Het klinische beloop van longembolie is het meest acuut ("fulminant"), acuut, subacuut (langdurig) en chronisch recidiverend. In de regel is de snelheid van de ziekte geassocieerd met het volume van trombose van de takken van de longslagaders.

Door ernst scheiden ze een ernstige (geregistreerd in 16-35%), matige (45-57%) en milde (15-27%) ontwikkeling van de ziekte uit.

Van groter belang voor het bepalen van de prognose van patiënten met longembolie is de risicostratificatie volgens moderne schalen (PESI, sPESI), die 11 klinische indicatoren omvat. Op basis van deze index behoort de patiënt tot een van de vijf klassen (I-V), waarin de mortaliteit gedurende 30 dagen varieert van 1 tot 25%.

Complicaties van longembolie

Acute longembolie kan hartstilstand en plotselinge dood veroorzaken. Met de geleidelijke ontwikkeling van chronische trombo-embolische pulmonale hypertensie, progressieve rechterventrikel circulatoire insufficiëntie.

Chronische trombo-embolische pulmonale hypertensie (CTELG) is een vorm van de ziekte waarbij sprake is van een trombotische obstructie van de kleine en middelgrote takken van de longslagader, resulterend in verhoogde druk in de longslagader en verhoogde belasting van het rechter hart (boezem en ventrikel). CTELG is een unieke vorm van de ziekte, omdat het potentieel kan worden genezen door chirurgische en therapeutische methoden. De diagnose wordt gesteld op basis van gegevens uit de katheterisatie van de longslagader: de druk in de longslagader stijgt tot boven 25 mmHg. Art., Toename van de pulmonale vasculaire weerstand boven 2 U hout, detectie van emboli in de longslagaders tegen de achtergrond van langdurige anticoagulerende therapie gedurende meer dan 3-5 maanden.

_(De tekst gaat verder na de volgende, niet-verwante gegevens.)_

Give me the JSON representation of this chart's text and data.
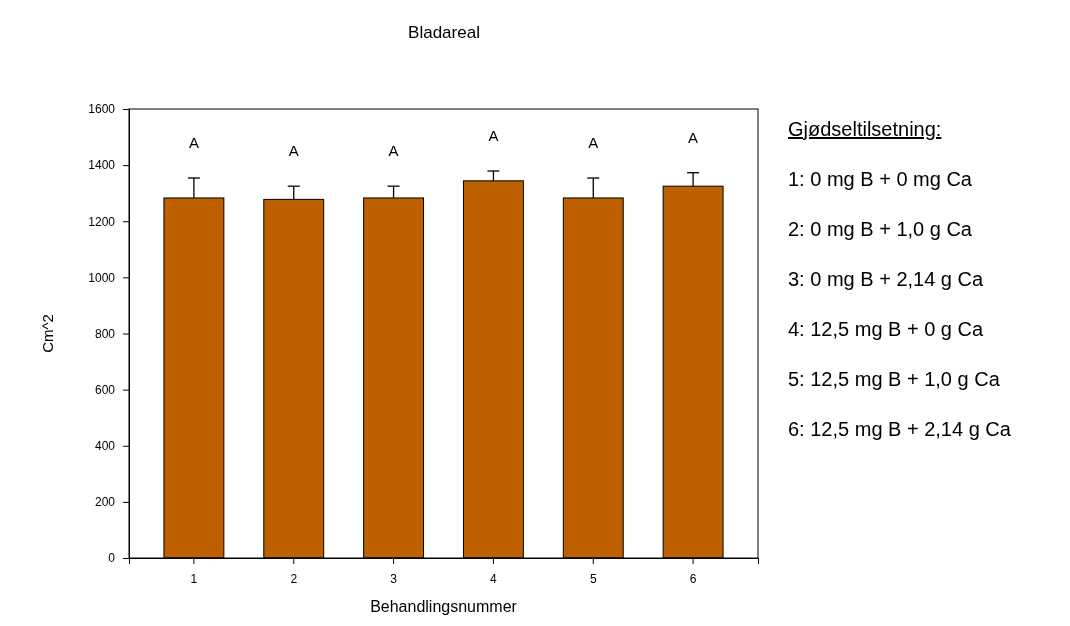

Ernstige complicatie van CTEPH is een progressief rechterventriculair circulatoir falen. Kenmerkend is zwakte, hartkloppingen, verminderde belastingstolerantie, het optreden van oedeem in de onderste ledematen, vochtophoping in de buikholte (ascites), borst (hydrothorax), hartzak (hydropericardium). In dit geval is dyspnoe in een horizontale positie afwezig, er is geen stagnatie van bloed in de longen. Vaak is het bij dergelijke symptomen dat de patiënt voor het eerst naar een cardioloog gaat. Gegevens over andere oorzaken van de ziekte zijn niet beschikbaar. Langdurige decompensatie van de bloedsomloop veroorzaakt dystrofie van interne organen, verhongering van eiwitten, gewichtsverlies. De prognose is vaak ongunstig, tijdelijke stabilisatie van de aandoening is mogelijk op de achtergrond van medicamenteuze behandeling, maar de reserves van het hart zijn snel uitgeput, de zwelling vordert, de levensverwachting overschrijdt zelden meer dan 2 jaar.

Diagnose van longembolie

Diagnostische methoden die worden toegepast op specifieke patiënten zijn in de eerste plaats afhankelijk van de bepaling van de waarschijnlijkheid van longembolie, de ernst van de toestand van de patiënt en het vermogen van medische instellingen.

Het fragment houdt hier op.